Airbus Canada has signed a deal to supply AirAsia with a massive order of 150 of its Canadian-made A220 jets in a multibillion-dollar coup for Quebec’s aviation industry.
Unveiled Wednesday, the agreement with the low-cost Malaysian airline marks the largest single firm order for the narrow-body planes — assembled north of Montreal in Mirabel — in the manufacturer’s history.
The first A220-300 is expected to roll off the line in the first quarter of 2028, said AirAsia CEO Tony Fernandes, who aims to host the world’s largest A220 fleet.
The unprecedented deal underscores Quebec’s role as a key hub in global aviation, said Lars Wagner, who heads the commercial aircraft division at Airbus. The French-owned company bought a majority of Bombardier’s beleaguered C Series program in 2018 and rebranded it as the A220.

Prime Minister Mark Carney, who spoke alongside Quebec Premier Christine Fréchette at the announcement Wednesday, framed the deal as an example of the benefits that flow from diversifying trade beyond the United States.
In a time of tariffs and a ruptured world order, the agreement strengthens links between Canada and southeast Asian nations, he said, recalling a meeting he had with AirAsia’s chief executive in the Malaysian capital of Kuala Lumpur last fall.
“We shared a vision of deepening ties between those countries that, in this crisis that we’re still living through, are choosing to build in the face of adversity — countries that have the confidence to open up, to link their economies, to invest in their workers, to move forward, not turn back,” Carney told the audience at the Mirabel facility.
“Thank you for the trust you’re placing in Canadian workers, in Quebec, in Mirabel.
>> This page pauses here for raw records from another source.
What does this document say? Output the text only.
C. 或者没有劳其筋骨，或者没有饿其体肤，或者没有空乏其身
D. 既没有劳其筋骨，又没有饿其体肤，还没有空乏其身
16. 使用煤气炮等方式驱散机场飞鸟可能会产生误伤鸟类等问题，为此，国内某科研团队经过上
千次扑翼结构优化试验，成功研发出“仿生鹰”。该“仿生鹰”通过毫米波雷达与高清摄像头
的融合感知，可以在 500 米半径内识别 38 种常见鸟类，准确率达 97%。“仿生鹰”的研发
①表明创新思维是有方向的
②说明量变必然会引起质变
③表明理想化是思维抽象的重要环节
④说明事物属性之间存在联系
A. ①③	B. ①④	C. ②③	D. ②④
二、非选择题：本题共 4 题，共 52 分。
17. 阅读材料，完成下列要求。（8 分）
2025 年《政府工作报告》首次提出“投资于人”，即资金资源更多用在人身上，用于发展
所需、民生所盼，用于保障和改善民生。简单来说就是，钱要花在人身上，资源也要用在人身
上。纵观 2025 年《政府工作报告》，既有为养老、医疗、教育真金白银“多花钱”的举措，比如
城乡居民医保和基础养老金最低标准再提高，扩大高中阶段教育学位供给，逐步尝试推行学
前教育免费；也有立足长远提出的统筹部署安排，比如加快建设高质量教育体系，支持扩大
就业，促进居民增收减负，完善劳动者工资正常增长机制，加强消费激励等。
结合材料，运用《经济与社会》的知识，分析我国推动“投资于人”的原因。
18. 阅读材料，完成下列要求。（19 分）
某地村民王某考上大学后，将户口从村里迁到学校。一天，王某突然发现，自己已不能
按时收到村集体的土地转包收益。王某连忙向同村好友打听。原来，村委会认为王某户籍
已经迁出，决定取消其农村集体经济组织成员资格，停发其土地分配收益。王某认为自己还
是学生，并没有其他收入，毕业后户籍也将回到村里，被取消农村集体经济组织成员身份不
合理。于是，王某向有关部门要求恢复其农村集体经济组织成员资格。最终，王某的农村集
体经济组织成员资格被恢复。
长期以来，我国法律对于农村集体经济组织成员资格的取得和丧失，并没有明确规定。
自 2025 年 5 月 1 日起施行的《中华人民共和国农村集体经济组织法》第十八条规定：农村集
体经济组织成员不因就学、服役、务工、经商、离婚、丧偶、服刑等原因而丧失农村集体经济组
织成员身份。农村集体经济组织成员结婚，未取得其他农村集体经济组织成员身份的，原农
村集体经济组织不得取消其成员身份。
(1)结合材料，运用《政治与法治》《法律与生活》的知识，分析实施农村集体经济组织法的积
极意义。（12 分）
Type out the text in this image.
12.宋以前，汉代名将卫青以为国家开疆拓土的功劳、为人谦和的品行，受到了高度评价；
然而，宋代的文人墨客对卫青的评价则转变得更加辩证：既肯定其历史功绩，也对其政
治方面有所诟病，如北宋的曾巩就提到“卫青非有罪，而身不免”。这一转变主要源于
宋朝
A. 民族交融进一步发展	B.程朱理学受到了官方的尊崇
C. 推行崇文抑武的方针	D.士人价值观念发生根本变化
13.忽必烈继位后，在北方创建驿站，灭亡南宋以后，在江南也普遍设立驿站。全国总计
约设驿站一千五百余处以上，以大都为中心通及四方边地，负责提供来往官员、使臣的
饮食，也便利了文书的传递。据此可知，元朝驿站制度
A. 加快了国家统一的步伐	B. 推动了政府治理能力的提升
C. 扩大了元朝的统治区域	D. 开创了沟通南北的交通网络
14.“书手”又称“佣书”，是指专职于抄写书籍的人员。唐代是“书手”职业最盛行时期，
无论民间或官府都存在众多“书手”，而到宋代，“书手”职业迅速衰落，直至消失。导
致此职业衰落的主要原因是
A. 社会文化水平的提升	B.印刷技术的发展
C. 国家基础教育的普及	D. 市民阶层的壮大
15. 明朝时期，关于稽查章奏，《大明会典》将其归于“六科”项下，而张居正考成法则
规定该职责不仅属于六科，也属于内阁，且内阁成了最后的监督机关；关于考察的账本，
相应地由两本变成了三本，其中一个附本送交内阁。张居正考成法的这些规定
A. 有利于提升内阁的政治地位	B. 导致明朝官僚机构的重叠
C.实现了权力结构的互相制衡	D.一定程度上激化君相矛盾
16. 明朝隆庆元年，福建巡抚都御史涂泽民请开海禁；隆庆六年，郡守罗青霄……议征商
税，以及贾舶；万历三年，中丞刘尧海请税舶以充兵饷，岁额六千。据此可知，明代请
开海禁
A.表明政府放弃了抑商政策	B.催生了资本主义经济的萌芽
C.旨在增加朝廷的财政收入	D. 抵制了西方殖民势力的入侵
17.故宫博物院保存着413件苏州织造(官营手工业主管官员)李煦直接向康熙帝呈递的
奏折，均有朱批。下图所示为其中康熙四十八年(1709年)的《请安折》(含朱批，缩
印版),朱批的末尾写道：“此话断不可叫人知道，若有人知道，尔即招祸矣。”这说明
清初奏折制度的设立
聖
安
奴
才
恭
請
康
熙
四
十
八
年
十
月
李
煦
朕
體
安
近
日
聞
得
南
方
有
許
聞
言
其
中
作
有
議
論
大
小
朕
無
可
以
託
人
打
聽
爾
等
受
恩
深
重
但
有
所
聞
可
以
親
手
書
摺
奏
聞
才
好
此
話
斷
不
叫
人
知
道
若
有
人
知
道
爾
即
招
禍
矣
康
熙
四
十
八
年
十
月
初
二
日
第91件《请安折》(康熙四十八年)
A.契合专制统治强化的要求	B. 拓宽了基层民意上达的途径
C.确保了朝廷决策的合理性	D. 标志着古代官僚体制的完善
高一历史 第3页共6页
You’re choosing the best at exactly the right time,” the prime minister told the AirAsia CEO, who was on hand on Wednesday.
Airbus has faced production challenges at its Montreal-area plant over the past few years, struggling to churn out more than seven jets per month on average — half of the threshold needed to break even.

The French company has pointed to a range of supplier problems, citing shortages that run the gamut from wings to Pratt & Whitney engines.
“The jury’s still out as to whether the Canadian product that Carney’s so gushing about is able to be produced at a rate that is profitable for the manufacturers,” said John Gradek, who teaches aviation management at McGill University.
Airbus Canada CEO Guillaume Chevasson told reporters Wednesday the program remained “a few miles away” from profitability. He aims is to produce 13 planes per year by early 2028.
All 150 AirAsia planes will be assembled at the Mirabel site, Chevasson said, rather than in Mobile, Ala., where Airbus churns out A220s as well as wide-body A330 jets.
The Mirabel facility now employs nearly 5,000 workers, 2,500 of them hired in the past four years.
“In addition to showcasing us on the international stage, the aerospace industry has the power to bring new money into our economy while providing a livelihood for tens of thousands of workers,” said Éric Rancourt, who represents the International Association of Machinists and Aerospace Workers union in Quebec, in a statement.
Following the announcement, Carney and Wagner helped AirAsia’s CEO into a Montreal Canadiens jersey, after the prime minister presented Fernandes with a model plane decked out in its signature red-and-white livery, with “airasia.com” emblazoned on the side.
Risks remain for government. Quebec, which now owns 25 per cent of Airbus Canada, has written off its initial US$1-billion investment in the C Series as valueless. In October, it reduced by half the estimated value of a subsequent cash injection to US$300 million.
Given those difficulties, Western University professor Geraint Harvey said the announcement comes as “great news” for the governments and for workers in Quebec.
“One-hundred-fifty aircraft is a massive order. It is also an interesting move given the situation in the Middle East and the current volatility of fuel prices and the impact on commercial airlines,” Harvey said, noting that many airlines are slashing flight schedules rather than expanding.
AirAsia’s CEO seemed to anticipate the point.
“People will be wondering why are we buying so many planes during this latest crisis, but crises are an opportunity to make bold decisions and to go out there and be aggressive. And wars will not go on forever,” Fernandes said, referring to the U.S.-Israeli attack on Iran that resulted in the effective blockade of the Strait of Hormuz and soaring jet fuel prices.
The list price for the A220-300 is US$91.5 million. The parties did not specify a price tag for the purchase, though it would not be unusual for AirAsia to pay far less than the sticker price on such a large order — and in such turbulent times.
“I probably got a better price because no one is buying planes,” Fernandes said, noting the anxiety and flight schedule cuts rippling through the airline sector. “This is an opportunity to go against the grain.”
The A220-300 carries between 100 and 160 passengers on flights of up to 6,700 kilometres, or about seven hours.
Some 501 A220s had been delivered to about 25 operators across the globe as of March 30, Airbus said.